The parents' lack of progress in improving their parenting abilities is exacerbated by their steadfast refusal to recognize their own shortcomings. They continue to insist on downplaying their children's lack of language skills by saying that they are simply developing a language of their own. They also continue to insist that they are presently able to care for all five children and that the children should never have been removed from their home in the first place.
The children have thrived in their foster home and now have an opportunity to timely integrate into a stable, healthy environment. Because there is no evidence that J.R.A. and M.W.A., Sr. have corrected the conditions that led to the children's removal or that they have the ability to do so in the near future, we have determined that termination of their parental rights is supported by clear and convincing evidence of persistent conditions.
III.
The juvenile judge also determined that placing the children with their paternal relatives, rather than with their foster family, would not be in the children's best interests. We agree for three reasons. First, the relatives ignored the serious parenting deficits of J.R.A. and M.W.A., Sr., as evidenced by their failure to intervene at the time of removal and their stated desire to return the children to their parents. Second, placing the children with their relatives would require sending them to three different homes, one of which is located out of state. Third, the evidence also calls into question the fitness of the relatives' homes. Both the paternal grandmother and the paternal uncle have already had problems with the Department relating to the care of their own children. The paternal aunt and her husband initially indicated that they had their hands full raising five children of their own. Most importantly, all of the relatives testified that it was their plan to keep the children temporarily until they could be returned to J.R.A. and M.W.A., Sr.

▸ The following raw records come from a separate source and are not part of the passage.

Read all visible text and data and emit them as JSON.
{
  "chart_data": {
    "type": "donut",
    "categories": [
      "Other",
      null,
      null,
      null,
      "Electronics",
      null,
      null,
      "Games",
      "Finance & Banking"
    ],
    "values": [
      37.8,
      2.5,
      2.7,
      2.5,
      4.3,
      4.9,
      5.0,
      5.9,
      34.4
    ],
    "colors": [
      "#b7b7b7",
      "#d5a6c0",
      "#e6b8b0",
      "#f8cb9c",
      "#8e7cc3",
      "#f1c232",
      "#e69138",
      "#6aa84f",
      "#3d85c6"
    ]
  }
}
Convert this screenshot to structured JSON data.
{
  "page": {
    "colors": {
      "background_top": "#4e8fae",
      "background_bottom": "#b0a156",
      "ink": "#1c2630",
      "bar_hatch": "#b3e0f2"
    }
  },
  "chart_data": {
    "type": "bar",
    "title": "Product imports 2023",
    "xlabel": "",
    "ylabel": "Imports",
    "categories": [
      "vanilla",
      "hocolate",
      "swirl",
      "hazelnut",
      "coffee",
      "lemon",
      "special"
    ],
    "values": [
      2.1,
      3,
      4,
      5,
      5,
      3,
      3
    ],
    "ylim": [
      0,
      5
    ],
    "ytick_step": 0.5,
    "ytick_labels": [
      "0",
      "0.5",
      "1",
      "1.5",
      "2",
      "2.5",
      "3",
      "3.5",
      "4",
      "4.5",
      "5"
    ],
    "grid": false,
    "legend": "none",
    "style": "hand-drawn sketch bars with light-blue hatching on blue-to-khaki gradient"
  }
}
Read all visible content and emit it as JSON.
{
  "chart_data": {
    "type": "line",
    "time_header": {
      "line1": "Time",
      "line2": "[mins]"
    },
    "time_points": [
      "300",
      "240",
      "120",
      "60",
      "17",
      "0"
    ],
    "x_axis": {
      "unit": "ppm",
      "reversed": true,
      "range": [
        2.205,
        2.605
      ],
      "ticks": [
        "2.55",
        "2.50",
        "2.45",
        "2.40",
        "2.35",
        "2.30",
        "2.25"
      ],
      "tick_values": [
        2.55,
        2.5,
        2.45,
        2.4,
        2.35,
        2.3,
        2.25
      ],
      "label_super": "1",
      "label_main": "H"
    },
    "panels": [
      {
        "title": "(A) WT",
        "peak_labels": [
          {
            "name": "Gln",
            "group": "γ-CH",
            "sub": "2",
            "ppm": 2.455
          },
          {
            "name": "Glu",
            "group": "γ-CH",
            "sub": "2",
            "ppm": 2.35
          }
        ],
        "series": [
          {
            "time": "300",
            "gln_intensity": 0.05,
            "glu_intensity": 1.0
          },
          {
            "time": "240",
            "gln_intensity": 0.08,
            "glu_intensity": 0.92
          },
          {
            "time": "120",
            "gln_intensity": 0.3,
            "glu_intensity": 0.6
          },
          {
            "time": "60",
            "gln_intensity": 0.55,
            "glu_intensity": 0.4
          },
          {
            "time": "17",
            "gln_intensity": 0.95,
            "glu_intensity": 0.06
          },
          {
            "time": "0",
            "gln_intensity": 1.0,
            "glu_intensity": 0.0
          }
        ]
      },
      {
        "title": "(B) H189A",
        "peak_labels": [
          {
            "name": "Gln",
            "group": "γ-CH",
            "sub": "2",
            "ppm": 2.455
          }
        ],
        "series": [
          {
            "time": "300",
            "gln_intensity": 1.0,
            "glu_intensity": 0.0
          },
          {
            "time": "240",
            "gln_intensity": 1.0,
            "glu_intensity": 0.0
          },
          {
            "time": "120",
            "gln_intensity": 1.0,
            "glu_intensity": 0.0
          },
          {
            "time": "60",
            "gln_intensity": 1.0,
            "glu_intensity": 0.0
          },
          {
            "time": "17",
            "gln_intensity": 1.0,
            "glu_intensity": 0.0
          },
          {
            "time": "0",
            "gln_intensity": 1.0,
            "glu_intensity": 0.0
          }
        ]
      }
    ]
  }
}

Based on our review of the record, we concur with the juvenile judge's conclusion that the record contains clear and convincing evidence that the children's interests will be served best by permitting them to remain with their present foster family instead of with their paternal relatives.
IV.
We affirm the judgment terminating the parental rights of J.R.A. and M.W.A., Sr. and remand the case to the juvenile court for whatever further proceedings may be required. We tax the costs of this appeal to the Tennessee Department of Children's Services.
HENRY F. TODD, P.J., M.S., BEN H. CANTRELL, J., concur.